Debbie Walsh is the director of the Center for American Women and Politics(CAWP) at Rutgers’ Eagleton Institute of Politics. She joined the CAWP staff in 1981. She earned her B.A. in political science from SUNY Binghamton and her M.A. in political science from Rutgers, where she was an Eagleton Fellow. As director, she oversees CAWP’s research, education and public service programs. She is frequently called upon by the media for information and comment and speaks to a variety of audiences around the country on topics related to women’s political participation. First as director of CAWP’s Program for Women Public

Officials and now as the Center’s director, Debbie has led the Center’s extensive work with women officeholders and organized more than a dozen national conferences for women officials, ranging from small meetings focused on issues such as women’s legislative caucuses, women in legislative leadership, and training programs for newly elected women legislators to CAWP’s quadrennial national Forum for Women State Legislators, to which every woman state legislator in the country is invited. In 1984 she served as the Associate Producer of a documentary film “Not One of the Boys” which aired on the PBS series, Frontline, and had a viewership of six million people.

Panelists

Harriett Woods is the former Lieutenant Governor of Missouri and a Past President of the National Women’s Political Caucus. Her life has been devoted to public service and advancing women in public decision-making. She teaches at the University of Missouri-St. Louis, Pace University and Hunter College in New York, and is the author of Stepping Up to Power: the Political Journey of American Women, (Westview Press). Her public service includes eight years as a city council member in University City, MO; eight years as a Missouri State Senator; and two years as a State Transportation and Highway Commissioner. She was the first woman to serve on the Highway Commission, as well as the first woman elected statewide in Missouri. In 1982 and 1986, she was the Democratic nominee for the U.S. Senate. She currently is a Commissioner on the St. Louis Convention and Regional Sports Authority by appointment of the governor. Woods attended the University of Chicago and graduated from the University of Michigan. She has honorary doctorates of law from the University of Missouri and Webster University in St. Louis.
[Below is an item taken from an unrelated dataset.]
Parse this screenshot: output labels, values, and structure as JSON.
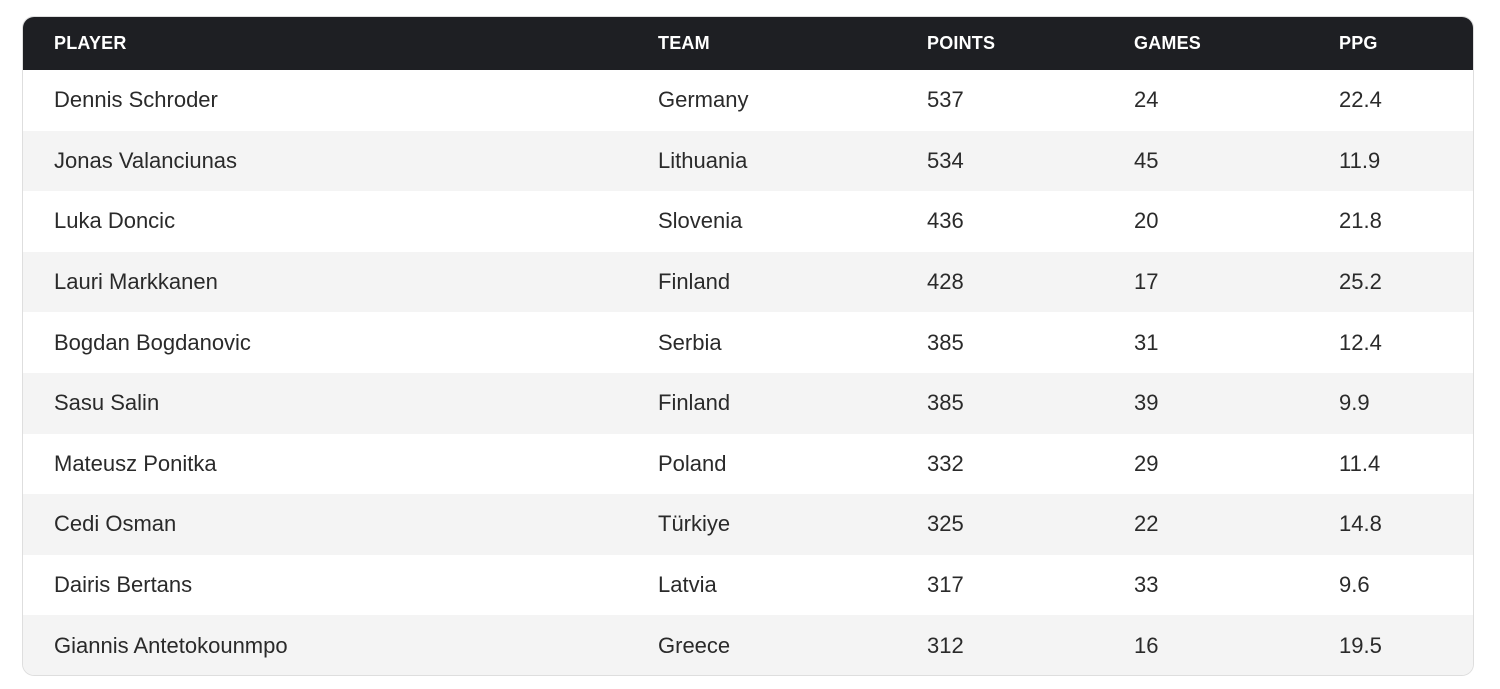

She lives in University City.

Sarah Steelman is the first Republican woman in Missouri history to be elected to the office of State Treasurer. A working mother with a long career in public service, Steelman became Missouri’s 44th state Treasurer on January 10, 2005. She is responsible for the management of more than $19 billion in Missouri’s annual revenue, and oversees the investment of more than $3 billion in long- and short-term investments in the state’s portfolio. She also is in charge of the state’s efforts to return more than $300 million in cash and valuables to citizens through the unclaimed property program. And, she serves as chairman of the state’s Higher Education Savings Board, which administers the Missouri Saving for Tuition, or MOST program. This program helps citizens save for the college education of their children through a tax advantaged investment program. Previously, she served two terms as a Missouri state senator in the 16th District and as deputy director of Missouri Department of Natural Resources. She also served as director of the Big Brothers and Big Sisters program in Rolla, where she resides with husband, David, and their three sons.